Posted by Elie gh On 11:43 PM

Long distance (part 2): Living with a ghost

         Now they are gone for good, you realize deep down that nothing will ever be the same.
The comfort, the warmth, the joys and sadness were all tied to that presence, to that single person whom you might have taken for granted but now came to acknowledge their huge impact on your life.

They have left, and all you have now is a ghost, you are living with a ghost inside your head.
At every corner, memories come to haunt you, there you used to go for dinner, here was your favorite sport… you got used to being constantly with them that unconsciously their road has become your road home.  You still pass by their house, then realize they are no longer living in the same country, indeed they are thousands of miles away for you.

You wish you could go into the room one more time, sit where they used to sit, feel their presence, let their scent tickle your face and nose, relive those precious moments.
How can time pass so quickly when you are together? The years pass like days; whereas when apart time seems to freeze as if to prolong your agony.

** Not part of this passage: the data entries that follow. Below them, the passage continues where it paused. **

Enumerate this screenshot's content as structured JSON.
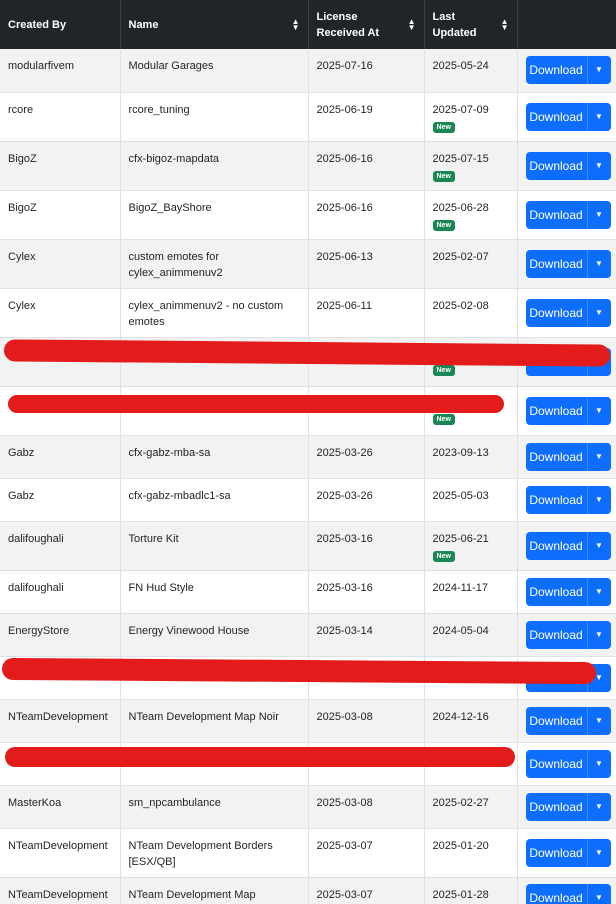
{
  "columns": [
    {
      "label": "Created By",
      "sortable": false
    },
    {
      "label": "Name",
      "sortable": true
    },
    {
      "label": "License Received At",
      "sortable": true
    },
    {
      "label": "Last Updated",
      "sortable": true
    },
    {
      "label": "",
      "sortable": false
    }
  ],
  "sort_icon": "sort-updown-icon",
  "download_label": "Download",
  "new_badge": "New",
  "colors": {
    "header_bg": "#212529",
    "button": "#0d6efd",
    "badge": "#198754",
    "redaction": "#e31b1b"
  },
  "rows": [
    {
      "creator": "modularfivem",
      "name": "Modular Garages",
      "received": "2025-07-16",
      "updated": "2025-05-24",
      "new": false
    },
    {
      "creator": "rcore",
      "name": "rcore_tuning",
      "received": "2025-06-19",
      "updated": "2025-07-09",
      "new": true
    },
    {
      "creator": "BigoZ",
      "name": "cfx-bigoz-mapdata",
      "received": "2025-06-16",
      "updated": "2025-07-15",
      "new": true
    },
    {
      "creator": "BigoZ",
      "name": "BigoZ_BayShore",
      "received": "2025-06-16",
      "updated": "2025-06-28",
      "new": true
    },
    {
      "creator": "Cylex",
      "name": "custom emotes for cylex_animmenuv2",
      "received": "2025-06-13",
      "updated": "2025-02-07",
      "new": false
    },
    {
      "creator": "Cylex",
      "name": "cylex_animmenuv2 - no custom emotes",
      "received": "2025-06-11",
      "updated": "2025-02-08",
      "new": false
    },
    {
      "creator": "",
      "name": "",
      "received": "",
      "updated": "",
      "new": true
    },
    {
      "creator": "",
      "name": "",
      "received": "",
      "updated": "",
      "new": true
    },
    {
      "creator": "Gabz",
      "name": "cfx-gabz-mba-sa",
      "received": "2025-03-26",
      "updated": "2023-09-13",
      "new": false
    },
    {
      "creator": "Gabz",
      "name": "cfx-gabz-mbadlc1-sa",
      "received": "2025-03-26",
      "updated": "2025-05-03",
      "new": false
    },
    {
      "creator": "dalifoughali",
      "name": "Torture Kit",
      "received": "2025-03-16",
      "updated": "2025-06-21",
      "new": true
    },
    {
      "creator": "dalifoughali",
      "name": "FN Hud Style",
      "received": "2025-03-16",
      "updated": "2024-11-17",
      "new": false
    },
    {
      "creator": "EnergyStore",
      "name": "Energy Vinewood House",
      "received": "2025-03-14",
      "updated": "2024-05-04",
      "new": false
    },
    {
      "creator": "",
      "name": "",
      "received": "",
      "updated": "",
      "new": false
    },
    {
      "creator": "NTeamDevelopment",
      "name": "NTeam Development Map Noir",
      "received": "2025-03-08",
      "updated": "2024-12-16",
      "new": false
    },
    {
      "creator": "",
      "name": "",
      "received": "",
      "updated": "",
      "new": false
    },
    {
      "creator": "MasterKoa",
      "name": "sm_npcambulance",
      "received": "2025-03-08",
      "updated": "2025-02-27",
      "new": false
    },
    {
      "creator": "NTeamDevelopment",
      "name": "NTeam Development Borders [ESX/QB]",
      "received": "2025-03-07",
      "updated": "2025-01-20",
      "new": false
    },
    {
      "creator": "NTeamDevelopment",
      "name": "NTeam Development Map Monorail",
      "received": "2025-03-07",
      "updated": "2025-01-28",
      "new": false
    }
  ]
}
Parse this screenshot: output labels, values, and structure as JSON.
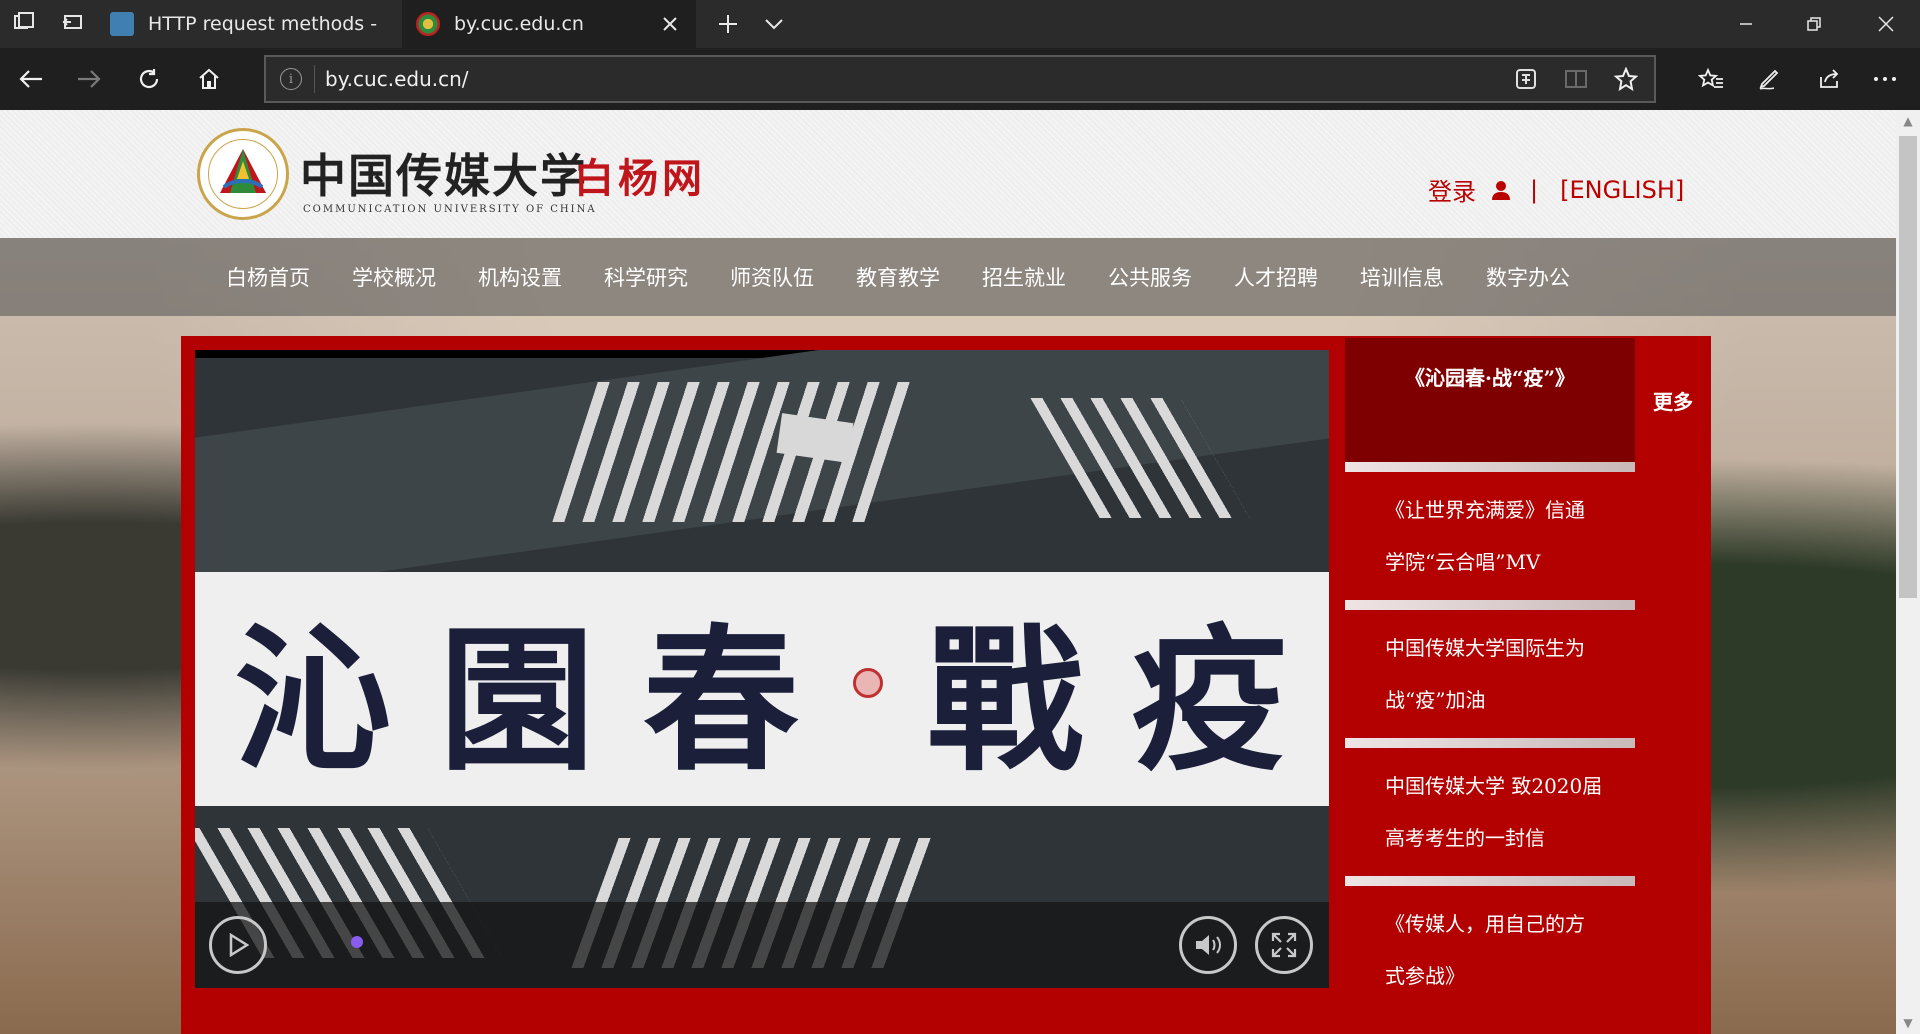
{
  "browser": {
    "tabs": [
      {
        "title": "HTTP request methods - HT",
        "active": false
      },
      {
        "title": "by.cuc.edu.cn",
        "active": true
      }
    ],
    "url": "by.cuc.edu.cn/",
    "icons": {
      "set_aside": "set-aside-tabs-icon",
      "tab_preview": "tab-preview-icon",
      "back": "back-arrow-icon",
      "forward": "forward-arrow-icon",
      "refresh": "refresh-icon",
      "home": "home-icon",
      "site_info": "info-icon",
      "read_aloud": "immersive-icon",
      "reading_view": "reading-view-icon",
      "favorite": "star-icon",
      "favorites_hub": "favorites-icon",
      "notes": "pen-icon",
      "share": "share-icon",
      "more": "more-icon"
    }
  },
  "site": {
    "logo_cn": "中国传媒大学",
    "logo_en": "COMMUNICATION UNIVERSITY OF CHINA",
    "logo_sub": "白杨网",
    "login": "登录",
    "separator": "|",
    "english": "[ENGLISH]",
    "accent": "#b30000"
  },
  "menu": [
    "白杨首页",
    "学校概况",
    "机构设置",
    "科学研究",
    "师资队伍",
    "教育教学",
    "招生就业",
    "公共服务",
    "人才招聘",
    "培训信息",
    "数字办公"
  ],
  "video": {
    "calligraphy": [
      "沁",
      "園",
      "春",
      "戰",
      "疫"
    ]
  },
  "news": {
    "featured": "《沁园春·战“疫”》",
    "more": "更多",
    "items": [
      {
        "line1": "《让世界充满爱》信通",
        "line2": "学院“云合唱”MV"
      },
      {
        "line1": "中国传媒大学国际生为",
        "line2": "战“疫”加油"
      },
      {
        "line1": "中国传媒大学 致2020届",
        "line2": "高考考生的一封信"
      },
      {
        "line1": "《传媒人，用自己的方",
        "line2": "式参战》"
      }
    ]
  }
}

Emptiness, bitterness and sorrow, you try to make new memories and say we had Beirut and we still have a promising future…but when one is still living in the past in Beirut and when the other moved to a new country to the future: you grasp the harshness of the situation and its complexity. If one is living in the past and the other in the future, where is the present? No one is living the present, steps have been skipped and the equations are unbalanced now.

Love is not something taken, it is given. Although you considered yourself to be rational rather than emotional, you quickly come to realize how weak a human can be, in those dark hours before going to bed, when the loneliness takes over you cannot hold your tears anymore. The masks fall off and you are vulnerable, the only substantial hope is hoping to see their face one more time, after a month, 6 months or a year.



Will we be the same? Can we pick up the broken pieces and move on? Love is strong but when stretched over continents a rupture may occur.

You want to move forward and you know that in time you will get used to the situation but you cannot help yourself but linger on old pictures, every piece of clothes, every smell, every place you have been, all the memories. One thing is sure, you cannot forget even if you try.

      Finally, each partner copes differently with the new situation at hand, each at their own pace. The hardest part will be if one side of the scale tips over and one seem to be further ahead than the other.

You are not here physically anymore, you are in my heart in my every thought, and you are my memories.
You are the ghost that haunts me every night, the one that puts me to sleep and the one that wakes me up screaming for your name.